Wikipedia articles are a great place to start learning; then check out the citations to go deeper. Scholars and scripture-lovers discuss just how much the Last Supper was a Passover Seder, and just which cups Jesus may have drunk or passed on.
Can you think of a ritual meal in your culture and practice that includes abstaining? There are the jokes about skipping a meal after gorging during Thanksgiving, but joining friends’ Passover Seder is my only memory of a ritualized abstention (the cup we all pass).

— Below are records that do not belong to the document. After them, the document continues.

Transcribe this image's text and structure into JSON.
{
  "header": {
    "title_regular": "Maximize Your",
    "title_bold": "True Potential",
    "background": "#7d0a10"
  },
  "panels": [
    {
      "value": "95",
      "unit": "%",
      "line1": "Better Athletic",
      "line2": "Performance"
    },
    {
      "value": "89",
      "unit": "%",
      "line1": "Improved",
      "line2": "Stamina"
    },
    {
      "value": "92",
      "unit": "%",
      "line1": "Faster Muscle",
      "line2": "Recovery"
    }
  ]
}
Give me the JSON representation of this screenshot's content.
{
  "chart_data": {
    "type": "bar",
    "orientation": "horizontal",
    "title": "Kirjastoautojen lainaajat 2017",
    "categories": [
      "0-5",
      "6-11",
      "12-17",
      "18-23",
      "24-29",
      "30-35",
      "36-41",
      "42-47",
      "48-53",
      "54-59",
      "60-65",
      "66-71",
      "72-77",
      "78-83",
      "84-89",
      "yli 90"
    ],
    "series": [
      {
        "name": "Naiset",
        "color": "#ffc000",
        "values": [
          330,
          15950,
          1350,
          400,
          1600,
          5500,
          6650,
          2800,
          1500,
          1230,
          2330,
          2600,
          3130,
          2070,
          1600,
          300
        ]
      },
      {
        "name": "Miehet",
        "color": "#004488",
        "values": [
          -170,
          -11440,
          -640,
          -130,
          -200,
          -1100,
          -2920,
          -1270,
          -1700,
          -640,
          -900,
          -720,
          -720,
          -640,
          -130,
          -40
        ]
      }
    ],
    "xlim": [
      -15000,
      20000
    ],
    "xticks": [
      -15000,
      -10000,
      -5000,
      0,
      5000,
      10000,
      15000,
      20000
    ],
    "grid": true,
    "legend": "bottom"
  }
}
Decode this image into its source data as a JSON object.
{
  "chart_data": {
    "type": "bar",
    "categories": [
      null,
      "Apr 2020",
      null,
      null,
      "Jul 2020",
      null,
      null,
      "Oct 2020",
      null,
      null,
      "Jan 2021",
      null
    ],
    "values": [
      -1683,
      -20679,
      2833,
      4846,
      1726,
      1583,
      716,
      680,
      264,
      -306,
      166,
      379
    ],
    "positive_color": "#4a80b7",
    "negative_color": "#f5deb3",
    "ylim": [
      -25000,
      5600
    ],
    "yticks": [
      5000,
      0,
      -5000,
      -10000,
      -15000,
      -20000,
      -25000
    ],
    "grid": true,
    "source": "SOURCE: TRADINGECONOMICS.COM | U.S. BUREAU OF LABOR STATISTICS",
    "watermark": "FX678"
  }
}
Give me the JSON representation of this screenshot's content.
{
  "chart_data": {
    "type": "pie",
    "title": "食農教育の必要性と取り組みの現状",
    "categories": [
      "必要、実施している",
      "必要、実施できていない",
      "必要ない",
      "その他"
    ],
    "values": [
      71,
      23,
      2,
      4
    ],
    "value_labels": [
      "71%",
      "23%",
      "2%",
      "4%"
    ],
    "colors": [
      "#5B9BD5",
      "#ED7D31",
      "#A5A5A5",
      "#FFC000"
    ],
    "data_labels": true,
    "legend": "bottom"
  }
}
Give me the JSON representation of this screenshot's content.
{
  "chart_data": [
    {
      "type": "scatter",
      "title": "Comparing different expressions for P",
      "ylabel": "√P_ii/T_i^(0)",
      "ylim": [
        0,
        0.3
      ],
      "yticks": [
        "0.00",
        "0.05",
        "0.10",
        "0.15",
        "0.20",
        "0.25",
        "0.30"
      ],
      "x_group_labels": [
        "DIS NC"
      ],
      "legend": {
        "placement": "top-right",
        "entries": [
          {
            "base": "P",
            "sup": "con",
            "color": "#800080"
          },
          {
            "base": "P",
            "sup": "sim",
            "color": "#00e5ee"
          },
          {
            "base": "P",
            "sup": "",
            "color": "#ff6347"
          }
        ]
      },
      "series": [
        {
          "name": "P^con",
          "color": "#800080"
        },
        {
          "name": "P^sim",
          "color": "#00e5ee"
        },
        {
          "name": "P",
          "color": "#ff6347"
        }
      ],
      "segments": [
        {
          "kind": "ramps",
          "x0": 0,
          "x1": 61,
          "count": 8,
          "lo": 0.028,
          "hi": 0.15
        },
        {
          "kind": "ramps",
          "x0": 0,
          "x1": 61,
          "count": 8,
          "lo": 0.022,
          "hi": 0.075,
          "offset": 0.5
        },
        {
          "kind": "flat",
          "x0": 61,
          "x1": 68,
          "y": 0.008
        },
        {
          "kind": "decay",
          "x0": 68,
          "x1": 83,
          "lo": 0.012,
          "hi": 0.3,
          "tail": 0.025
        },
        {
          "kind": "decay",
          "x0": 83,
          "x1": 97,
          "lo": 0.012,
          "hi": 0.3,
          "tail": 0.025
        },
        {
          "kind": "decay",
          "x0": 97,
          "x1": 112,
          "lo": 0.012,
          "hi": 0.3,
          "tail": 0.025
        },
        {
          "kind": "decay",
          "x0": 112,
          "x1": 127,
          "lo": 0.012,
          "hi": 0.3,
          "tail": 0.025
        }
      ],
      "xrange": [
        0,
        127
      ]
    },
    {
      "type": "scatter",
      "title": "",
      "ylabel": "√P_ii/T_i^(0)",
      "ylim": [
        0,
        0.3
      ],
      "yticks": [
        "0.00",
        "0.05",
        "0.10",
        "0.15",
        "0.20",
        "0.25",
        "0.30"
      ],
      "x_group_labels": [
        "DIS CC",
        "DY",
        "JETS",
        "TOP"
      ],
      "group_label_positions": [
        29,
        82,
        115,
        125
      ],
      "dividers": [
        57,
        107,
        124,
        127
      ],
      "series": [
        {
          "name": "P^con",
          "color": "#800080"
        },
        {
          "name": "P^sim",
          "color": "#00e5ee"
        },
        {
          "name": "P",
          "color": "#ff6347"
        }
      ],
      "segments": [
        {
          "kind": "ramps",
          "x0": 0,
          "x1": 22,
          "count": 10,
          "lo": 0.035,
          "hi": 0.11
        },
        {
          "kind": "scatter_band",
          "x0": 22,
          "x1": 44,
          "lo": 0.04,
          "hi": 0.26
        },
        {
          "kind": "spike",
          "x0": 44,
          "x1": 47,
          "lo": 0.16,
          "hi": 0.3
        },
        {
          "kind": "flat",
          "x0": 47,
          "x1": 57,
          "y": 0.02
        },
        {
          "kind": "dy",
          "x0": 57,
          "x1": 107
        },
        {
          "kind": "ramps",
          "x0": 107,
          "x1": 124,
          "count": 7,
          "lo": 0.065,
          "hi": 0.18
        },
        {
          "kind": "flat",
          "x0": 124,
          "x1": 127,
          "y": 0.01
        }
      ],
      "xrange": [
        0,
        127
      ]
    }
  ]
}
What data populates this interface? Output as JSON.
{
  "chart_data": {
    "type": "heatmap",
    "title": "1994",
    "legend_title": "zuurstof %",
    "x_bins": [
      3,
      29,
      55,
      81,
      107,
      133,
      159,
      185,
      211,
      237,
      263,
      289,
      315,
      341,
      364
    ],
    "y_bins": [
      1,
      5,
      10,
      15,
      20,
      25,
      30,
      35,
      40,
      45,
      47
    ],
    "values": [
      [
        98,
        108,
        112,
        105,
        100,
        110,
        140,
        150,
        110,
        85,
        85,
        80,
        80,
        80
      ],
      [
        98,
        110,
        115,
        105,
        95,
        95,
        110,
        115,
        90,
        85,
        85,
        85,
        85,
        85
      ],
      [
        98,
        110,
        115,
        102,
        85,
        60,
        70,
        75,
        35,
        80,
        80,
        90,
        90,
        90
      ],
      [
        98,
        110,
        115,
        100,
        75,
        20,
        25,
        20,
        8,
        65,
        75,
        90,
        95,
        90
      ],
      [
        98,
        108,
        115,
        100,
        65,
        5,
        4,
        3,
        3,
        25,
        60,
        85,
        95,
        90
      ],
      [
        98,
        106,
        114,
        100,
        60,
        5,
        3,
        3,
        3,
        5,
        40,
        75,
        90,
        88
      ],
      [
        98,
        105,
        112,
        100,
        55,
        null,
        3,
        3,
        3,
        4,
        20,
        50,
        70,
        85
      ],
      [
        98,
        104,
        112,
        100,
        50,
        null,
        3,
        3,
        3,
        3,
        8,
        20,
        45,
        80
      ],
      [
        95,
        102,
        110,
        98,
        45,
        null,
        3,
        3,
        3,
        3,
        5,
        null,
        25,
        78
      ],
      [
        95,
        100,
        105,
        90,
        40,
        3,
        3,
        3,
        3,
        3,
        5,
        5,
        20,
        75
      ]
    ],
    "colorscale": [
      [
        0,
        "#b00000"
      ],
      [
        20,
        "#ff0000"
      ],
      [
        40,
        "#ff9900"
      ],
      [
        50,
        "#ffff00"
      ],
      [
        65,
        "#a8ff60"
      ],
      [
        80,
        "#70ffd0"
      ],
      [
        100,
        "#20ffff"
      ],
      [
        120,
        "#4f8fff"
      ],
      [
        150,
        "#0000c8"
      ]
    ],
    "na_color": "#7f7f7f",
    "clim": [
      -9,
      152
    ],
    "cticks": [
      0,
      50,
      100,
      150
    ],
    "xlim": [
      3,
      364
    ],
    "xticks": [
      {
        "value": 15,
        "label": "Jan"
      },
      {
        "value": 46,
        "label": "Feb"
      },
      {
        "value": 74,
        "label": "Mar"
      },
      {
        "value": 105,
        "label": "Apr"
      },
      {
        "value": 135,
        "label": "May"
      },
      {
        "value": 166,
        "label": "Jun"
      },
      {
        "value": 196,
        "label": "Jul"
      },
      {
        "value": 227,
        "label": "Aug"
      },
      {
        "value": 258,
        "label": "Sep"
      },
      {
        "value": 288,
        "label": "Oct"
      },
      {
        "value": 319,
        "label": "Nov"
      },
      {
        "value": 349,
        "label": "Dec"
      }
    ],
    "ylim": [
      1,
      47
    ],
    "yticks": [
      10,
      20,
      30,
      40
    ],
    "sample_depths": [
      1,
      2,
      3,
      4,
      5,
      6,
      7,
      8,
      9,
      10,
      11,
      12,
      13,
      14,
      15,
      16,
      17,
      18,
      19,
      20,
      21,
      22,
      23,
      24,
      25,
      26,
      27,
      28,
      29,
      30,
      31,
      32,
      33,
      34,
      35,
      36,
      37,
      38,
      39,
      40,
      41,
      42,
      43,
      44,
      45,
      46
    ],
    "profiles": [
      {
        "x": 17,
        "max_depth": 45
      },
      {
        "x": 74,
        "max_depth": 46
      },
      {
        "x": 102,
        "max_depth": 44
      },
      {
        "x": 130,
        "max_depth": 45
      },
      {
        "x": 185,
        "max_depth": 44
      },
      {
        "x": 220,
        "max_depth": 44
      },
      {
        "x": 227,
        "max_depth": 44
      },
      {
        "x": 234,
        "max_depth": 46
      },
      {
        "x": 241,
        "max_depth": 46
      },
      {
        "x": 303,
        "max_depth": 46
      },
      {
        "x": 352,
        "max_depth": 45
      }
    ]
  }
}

In the past two years, public Seders have been served without any food or drink at all, to draw attention to hostages still held in Gaza, or to the starving people of Gaza.
The cup I celebrate most days as I fast is a watered-down hot chocolate. I’ve been drinking this for years simply because I enjoy it. It’s a treat without sugar, and there’s not enough caffeine to keep me awake if I drink this at night. Once I started fasting, I realized what comfort a warm mug of more-than-tea brings.
Hot chocolate
- Put one tablespoon of cocoa powder in a half-mug of unsweetened almond milk in the microwave for 60 seconds.
- Stir vigorously or use a little frother to mix. (Clumps mess with the joy of drinking.)
- Add hot water to fill the mug.
For almond milk, I like Trader Joe’s, Blue Diamond and Silk vanilla versions. For a half-mug, this is 15 calories.
For cocoa powder, I buy higher quality than I might use for baking. This is the main flavor you’re tasting, and it really does matter if you find an organic brand like Terrasoul or Navitas. A tablespoon is anywhere from 12-25 calories, depending on the brand.